Took a stroll today, over at John Muir National Historic Site, up Mt. Wanda (not exactly a mountain, at 640 feet, but probably the tallest hill I've ever climbed). The climb isn't really very steep, but covers about one mile each way. It was slippery and slightly muddy since we've had a lot of rain over this past weekend, but with the hiking poles that my daughter-in-law Jessica has loaned me I had an easier time than I would have otherwise had.
Here's the photos of the climb. It was heavily wooded at the base of the hill, but as I climbed the number of trees became less and less. . .
The view all around me as I climbed got more unobstructed. . .

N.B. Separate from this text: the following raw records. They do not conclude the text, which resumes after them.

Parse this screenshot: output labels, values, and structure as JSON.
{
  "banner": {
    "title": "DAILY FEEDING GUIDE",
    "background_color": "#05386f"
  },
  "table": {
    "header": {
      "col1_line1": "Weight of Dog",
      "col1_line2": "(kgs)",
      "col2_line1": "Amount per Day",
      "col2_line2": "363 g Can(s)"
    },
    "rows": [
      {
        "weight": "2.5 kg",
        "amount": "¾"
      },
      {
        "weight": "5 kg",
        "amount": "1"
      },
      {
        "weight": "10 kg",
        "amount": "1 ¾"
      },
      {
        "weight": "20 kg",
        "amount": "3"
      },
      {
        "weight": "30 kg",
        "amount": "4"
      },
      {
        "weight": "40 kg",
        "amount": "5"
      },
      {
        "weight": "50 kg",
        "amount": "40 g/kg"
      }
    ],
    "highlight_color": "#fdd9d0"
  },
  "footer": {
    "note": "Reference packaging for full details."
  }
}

About halfway to the summit there was a picnic table, and beyond that only another two places to sit and rest or sit and enjoy the vista. . . . at a juncture in the trails a bit farther along and at the summit. I didn't take photos of the picnic table nor that first bench, since other hikers were there at the time. Nearly all the hikers were solo, except for a Dad and his two kids and dog.
Near the top, hardly any trees. . . . So the view across the horizon was spectacular.
And finally, nearing the very top, treeless - with views of Martinez city to the northeast, the Carquinez Strait and bridges off in that direction too, the Route 4 parkway winding thru the green hills to the northwest, Mt. Diablo to the southeast, and - far off in the distance directly to the east I was able to make out the shape of some very high snow-capped mountains (not able to
see them in these pictures. . . Next time I go on this hike I will take
my camera instead of cell phone - I think that'll make better photos of
the stuff off in the distance) as well as - far off to the northeast of Suisun Bay - some of the hundreds of windmill-turbines of the electric-generating "farm" in Solano county.
Dunno if you can make-it-out, but the red brick building in the center of this next photo - at the point where the shrubs are parted in the middle - is the VA Hospital that's across the street from my apartment house:
I actually walked past the summit, just to see what was on the other side of it. I had a good view of Mt. Diablo from below the summit, and of the mound that is the top of the summit.
If you look very closely, you'll see a structure at the top of this mound. It is the bench that is at this, the summit:
I saw some nice purple sage off in the opposite direction from the summit:
Doubling-back to the trail that led to the summit, I arrived, but didn't sit down. Just couldn't believe the spectacular scenery, so I attempted to take a panoramic photo of the entire 360 degrees around me by snapping about a dozen photos in a line-up. It didn't come out too well. Then I put the camera on "video" and slowly panned around the 360 degrees. . . . but so far I haven't been able to figure out how to transfer it to this blog! Next time, with a real camera maybe it'll work. I'll bring some binoculars, too.
All-in-all, it was fun. I listened to Buckwheat Zydeco on my Pandora on the way up and Frank Sinatra on my way down. . . 'cept for the last quarter-mile or so, when sis-in-law Liz phoned me and I chit-chatted with her about the goings-on back east.
Thank you, Mr. Muir, for your love of nature and thank you, National Park Service, for preserving his "backyard." Next, I have to go see his house, at the base of the hill on the other side of the parkway and the railroad trestle, sometime soon.